His answer to this problem is "well...have fun with this backup restore. I'm going home." >_<

I spent 9 hours that day JUST working with this box. The issues lasted for another 12 hours, which the grave shift got to finish handling.

Another box just up and died in the same manner. I'm in the process of trying to repair the damage now. Figures it goes tits up right as I'm walking out the door for a caffeine run. :-(

The cause for this? We just migrated /var**** and a lot of other partitions over to ext3* from reiserfs** (affectionately called murderfs in some circles) In the migration, the fstab*** was not updated to show the correct options that should be there to reduce filesystem damage over time. This means we have about 800 ticking time bombs between all data centers of boxes that may or may not come back from a reboot.

Geek to english key:
*: ext3 is the default filesystem in linux. it's a great filesystem, and handles files well. It's older, and is showing it's age. There are newer and better out there, but ext3 is most stable and reliable, and therefore default.
**: reiser was developed by Hans Reiser, recently convicted of murdering his wife, thus murderfs. It has a lot of neat features, and is best suited for small filesystems, but in practice tends to go timebomb in a large environment and just eat all your data. For this reason, we're getting off reiser.
***: /etc/fstab is the file in linux where all filesystems are recorded. you can mount a volume without it being in fstab, but for filesystems that must be mounted at boot, like in a server environment, this is where everything goes.
****: /var is a system partition, and is where log files, temporary files, and a few other generally dynamic items go. As a side note, mysql databases go to /var/lib/mysql.
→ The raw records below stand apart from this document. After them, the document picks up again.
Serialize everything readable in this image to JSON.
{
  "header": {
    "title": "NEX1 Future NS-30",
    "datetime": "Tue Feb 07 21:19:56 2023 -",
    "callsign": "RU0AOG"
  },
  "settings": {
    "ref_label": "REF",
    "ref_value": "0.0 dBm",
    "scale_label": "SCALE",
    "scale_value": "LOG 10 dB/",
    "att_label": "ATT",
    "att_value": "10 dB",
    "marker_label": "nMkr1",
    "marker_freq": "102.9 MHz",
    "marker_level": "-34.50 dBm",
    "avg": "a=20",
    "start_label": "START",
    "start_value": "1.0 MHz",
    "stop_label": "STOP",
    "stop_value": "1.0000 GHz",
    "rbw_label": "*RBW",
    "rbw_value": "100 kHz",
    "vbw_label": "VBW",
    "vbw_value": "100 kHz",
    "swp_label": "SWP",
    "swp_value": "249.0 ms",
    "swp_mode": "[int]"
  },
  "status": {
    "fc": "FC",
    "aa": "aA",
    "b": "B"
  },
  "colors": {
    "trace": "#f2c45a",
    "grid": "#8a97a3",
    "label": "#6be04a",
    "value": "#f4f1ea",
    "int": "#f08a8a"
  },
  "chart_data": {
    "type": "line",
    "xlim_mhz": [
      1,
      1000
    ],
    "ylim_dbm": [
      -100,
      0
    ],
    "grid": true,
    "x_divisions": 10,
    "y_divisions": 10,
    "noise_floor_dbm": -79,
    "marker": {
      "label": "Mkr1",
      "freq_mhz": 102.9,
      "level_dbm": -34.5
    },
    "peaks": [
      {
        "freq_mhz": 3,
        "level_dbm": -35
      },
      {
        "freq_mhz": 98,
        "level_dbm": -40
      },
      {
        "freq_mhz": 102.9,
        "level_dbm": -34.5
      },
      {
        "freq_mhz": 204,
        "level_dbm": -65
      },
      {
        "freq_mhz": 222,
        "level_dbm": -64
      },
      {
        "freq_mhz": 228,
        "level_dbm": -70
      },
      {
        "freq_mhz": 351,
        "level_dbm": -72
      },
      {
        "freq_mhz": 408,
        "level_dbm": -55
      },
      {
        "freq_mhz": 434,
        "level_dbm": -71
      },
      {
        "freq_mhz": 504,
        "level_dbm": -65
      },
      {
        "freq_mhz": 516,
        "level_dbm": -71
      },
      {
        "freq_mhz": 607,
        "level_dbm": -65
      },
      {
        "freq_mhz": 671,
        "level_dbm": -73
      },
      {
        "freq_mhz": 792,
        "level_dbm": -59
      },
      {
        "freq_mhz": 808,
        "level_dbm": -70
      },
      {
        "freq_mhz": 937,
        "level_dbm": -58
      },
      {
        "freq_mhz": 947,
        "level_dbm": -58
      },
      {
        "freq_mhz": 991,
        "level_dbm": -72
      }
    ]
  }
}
This is its own drive in most cases, fortunately, and would be unaffected by /var going kablooie.

Der Cute
06-19-2010, 09:53 PM
So, for some reason, people didn't plan ahead and think: hmm. this file size MIGHT get bigger than X gb, which will then result in totally hosed files.
Even though .ext3 works great with this file now, the file will get bigger and need different handling....meaning we should NOW migrate to something else....

I hate it when people cut nose off like that.


06-20-2010, 05:35 PM
I hate it when people cut nose off like that.


actually, our problem was with not doing writeback caching and stuff that reiser does by default, but ext3 doesn't. ext3 is fine for our homedirs, but our massive backup boxes, which I'll have to take a photo of later, use xfs. The backup boxen are 5 (with an optional 6th) 36 port 4u chassis hooked up via eSAS, loaded with 2TB drives. That's right. Before the RAID6, that's 360TB in one box, with the option of another 72TB, for 432TB of storage. We split the monster stack of drives into 20TB segments, which allow us to back up up to 5 home directories (daily and weekly backups of 2TB home directories.)

Re the FS issues, that's what ZFS in Solaris, and btrfs in linux are for. They have some great new features like dynamic volume growing, fault tolerance, and max volume and file size in the EiB range - specifically 16 EiB for both volume and file size.